- Cassette inlay
- Developer(s): Chris Roberts
- Publisher(s): Imagine Software
- Platform(s): BBC Micro
- Release: 1985
- Genre(s): Action
- Mode(s): Single-player

= Wizadore =

1985 video game

Wizadore is a video game developed by Imagine Software and released on cassette tape for the BBC Micro home computer in 1985. It was developed by Chris Roberts (then aged 16 and his first commercially successful game) and released by Imagine Software in February 1985 for the BBC Micro home computer and became a best seller.

==Gameplay==
Wizadore is a simple side-scrolling platform game with a three-item inventory. The player's character is a mage whose grandfather created a sword to kill Smaun, an evil dragon, but which has been broken into three parts and must be collected in order to be used. Players need to jump across gaps and climb ladders to collect various weapons and scrolls to defeat guards armed with axes and swords and soldiers riding flying creatures that drop weapons.
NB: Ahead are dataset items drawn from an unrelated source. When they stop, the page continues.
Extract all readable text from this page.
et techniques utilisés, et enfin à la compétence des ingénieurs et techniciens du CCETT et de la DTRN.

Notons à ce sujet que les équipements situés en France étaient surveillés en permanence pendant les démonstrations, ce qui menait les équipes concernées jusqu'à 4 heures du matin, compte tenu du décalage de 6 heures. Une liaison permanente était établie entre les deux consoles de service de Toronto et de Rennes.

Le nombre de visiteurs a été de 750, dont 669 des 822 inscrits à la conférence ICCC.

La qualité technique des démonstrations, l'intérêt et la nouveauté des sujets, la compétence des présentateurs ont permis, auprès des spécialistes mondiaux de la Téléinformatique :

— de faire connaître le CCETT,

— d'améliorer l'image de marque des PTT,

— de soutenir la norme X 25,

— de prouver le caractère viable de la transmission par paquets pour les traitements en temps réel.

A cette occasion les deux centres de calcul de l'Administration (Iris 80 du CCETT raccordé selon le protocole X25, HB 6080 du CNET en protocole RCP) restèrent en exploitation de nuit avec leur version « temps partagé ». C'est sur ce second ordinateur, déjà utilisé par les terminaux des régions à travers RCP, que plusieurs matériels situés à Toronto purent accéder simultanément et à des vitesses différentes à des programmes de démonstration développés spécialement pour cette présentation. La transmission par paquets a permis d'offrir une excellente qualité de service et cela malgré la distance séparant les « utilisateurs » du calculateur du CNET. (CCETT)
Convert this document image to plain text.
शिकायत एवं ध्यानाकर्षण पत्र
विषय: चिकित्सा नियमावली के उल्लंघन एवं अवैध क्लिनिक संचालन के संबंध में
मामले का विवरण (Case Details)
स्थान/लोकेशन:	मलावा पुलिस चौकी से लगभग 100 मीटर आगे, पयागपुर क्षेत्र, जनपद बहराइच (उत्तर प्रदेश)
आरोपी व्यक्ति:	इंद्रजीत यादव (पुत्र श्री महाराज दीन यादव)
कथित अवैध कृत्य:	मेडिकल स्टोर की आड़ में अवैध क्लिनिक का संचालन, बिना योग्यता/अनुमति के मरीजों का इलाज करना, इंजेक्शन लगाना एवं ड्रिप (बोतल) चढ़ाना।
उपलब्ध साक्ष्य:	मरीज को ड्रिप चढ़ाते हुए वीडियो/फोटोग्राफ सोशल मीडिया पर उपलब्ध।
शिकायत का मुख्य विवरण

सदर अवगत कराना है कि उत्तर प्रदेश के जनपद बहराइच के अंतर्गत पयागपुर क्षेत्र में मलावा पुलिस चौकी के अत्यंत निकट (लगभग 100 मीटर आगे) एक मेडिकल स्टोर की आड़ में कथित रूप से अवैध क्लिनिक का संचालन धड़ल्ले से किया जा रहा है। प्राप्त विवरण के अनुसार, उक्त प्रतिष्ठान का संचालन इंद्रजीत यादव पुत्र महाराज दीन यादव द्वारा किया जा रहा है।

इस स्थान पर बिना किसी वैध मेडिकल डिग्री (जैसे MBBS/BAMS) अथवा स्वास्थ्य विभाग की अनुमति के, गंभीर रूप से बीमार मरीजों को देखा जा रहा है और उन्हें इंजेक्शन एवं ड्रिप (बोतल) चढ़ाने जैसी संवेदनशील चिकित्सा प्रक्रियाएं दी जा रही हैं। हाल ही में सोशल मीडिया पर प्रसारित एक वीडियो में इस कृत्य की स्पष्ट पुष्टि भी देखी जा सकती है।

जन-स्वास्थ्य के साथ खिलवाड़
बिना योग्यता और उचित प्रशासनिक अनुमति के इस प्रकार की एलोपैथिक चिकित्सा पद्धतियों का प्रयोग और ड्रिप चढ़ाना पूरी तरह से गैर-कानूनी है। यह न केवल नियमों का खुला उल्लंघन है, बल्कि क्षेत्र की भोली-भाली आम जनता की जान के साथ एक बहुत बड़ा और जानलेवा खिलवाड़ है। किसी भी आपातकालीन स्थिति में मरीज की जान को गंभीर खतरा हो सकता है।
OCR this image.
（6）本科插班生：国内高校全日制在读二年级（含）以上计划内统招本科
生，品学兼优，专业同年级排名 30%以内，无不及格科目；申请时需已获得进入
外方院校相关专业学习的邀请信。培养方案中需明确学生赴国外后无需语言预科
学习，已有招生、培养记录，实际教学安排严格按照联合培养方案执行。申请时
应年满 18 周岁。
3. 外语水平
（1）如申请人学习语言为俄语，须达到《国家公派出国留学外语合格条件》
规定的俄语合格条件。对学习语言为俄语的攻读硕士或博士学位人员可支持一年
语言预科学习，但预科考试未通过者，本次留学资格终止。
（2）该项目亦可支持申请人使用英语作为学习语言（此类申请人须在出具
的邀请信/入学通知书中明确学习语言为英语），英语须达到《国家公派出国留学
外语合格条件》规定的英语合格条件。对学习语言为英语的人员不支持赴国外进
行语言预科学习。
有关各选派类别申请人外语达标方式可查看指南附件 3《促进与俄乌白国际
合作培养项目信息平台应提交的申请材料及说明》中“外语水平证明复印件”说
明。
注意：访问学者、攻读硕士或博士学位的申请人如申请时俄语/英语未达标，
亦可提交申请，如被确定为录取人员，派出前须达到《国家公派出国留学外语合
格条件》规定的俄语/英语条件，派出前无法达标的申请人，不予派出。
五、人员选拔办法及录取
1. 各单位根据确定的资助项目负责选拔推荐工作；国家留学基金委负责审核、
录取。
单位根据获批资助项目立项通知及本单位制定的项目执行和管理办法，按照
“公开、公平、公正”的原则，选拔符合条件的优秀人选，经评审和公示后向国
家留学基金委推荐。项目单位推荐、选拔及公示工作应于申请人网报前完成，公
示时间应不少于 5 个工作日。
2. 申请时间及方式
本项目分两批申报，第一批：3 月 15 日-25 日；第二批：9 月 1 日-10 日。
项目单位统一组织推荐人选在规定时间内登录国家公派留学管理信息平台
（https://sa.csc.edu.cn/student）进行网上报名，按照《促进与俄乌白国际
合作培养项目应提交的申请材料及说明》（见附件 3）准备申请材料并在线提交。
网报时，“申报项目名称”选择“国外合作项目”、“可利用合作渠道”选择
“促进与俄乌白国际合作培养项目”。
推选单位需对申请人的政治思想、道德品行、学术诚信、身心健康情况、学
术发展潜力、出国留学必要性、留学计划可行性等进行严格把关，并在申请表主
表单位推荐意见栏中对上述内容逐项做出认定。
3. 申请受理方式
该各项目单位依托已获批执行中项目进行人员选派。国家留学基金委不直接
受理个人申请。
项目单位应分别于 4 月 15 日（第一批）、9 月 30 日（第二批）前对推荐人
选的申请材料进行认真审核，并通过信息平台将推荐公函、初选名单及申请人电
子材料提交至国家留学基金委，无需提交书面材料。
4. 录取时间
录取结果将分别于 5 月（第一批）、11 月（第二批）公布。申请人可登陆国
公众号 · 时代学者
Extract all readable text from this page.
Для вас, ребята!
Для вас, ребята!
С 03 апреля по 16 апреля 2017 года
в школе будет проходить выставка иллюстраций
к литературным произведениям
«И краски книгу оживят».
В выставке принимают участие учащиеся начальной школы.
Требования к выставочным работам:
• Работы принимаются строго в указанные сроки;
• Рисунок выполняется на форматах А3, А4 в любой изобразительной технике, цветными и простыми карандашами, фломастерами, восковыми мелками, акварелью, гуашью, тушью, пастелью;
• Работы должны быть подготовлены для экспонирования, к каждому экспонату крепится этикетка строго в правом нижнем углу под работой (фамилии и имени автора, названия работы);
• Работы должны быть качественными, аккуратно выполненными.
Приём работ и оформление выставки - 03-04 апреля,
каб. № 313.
To advance through the game, players need to juggle their inventory carefully as certain weapons only kill certain types of enemy. Archers remain invulnerable and the player needs to jump over their arrows. The timing of jumps was critical and needed to be almost pixel-perfect to avoid dying. The combination of the climb and jump key added a level of difficulty.

==Prizes==
As a marketing ploy, Wizadore offered a monthly prize of £100 to people who completed it (up to the end of August 1985).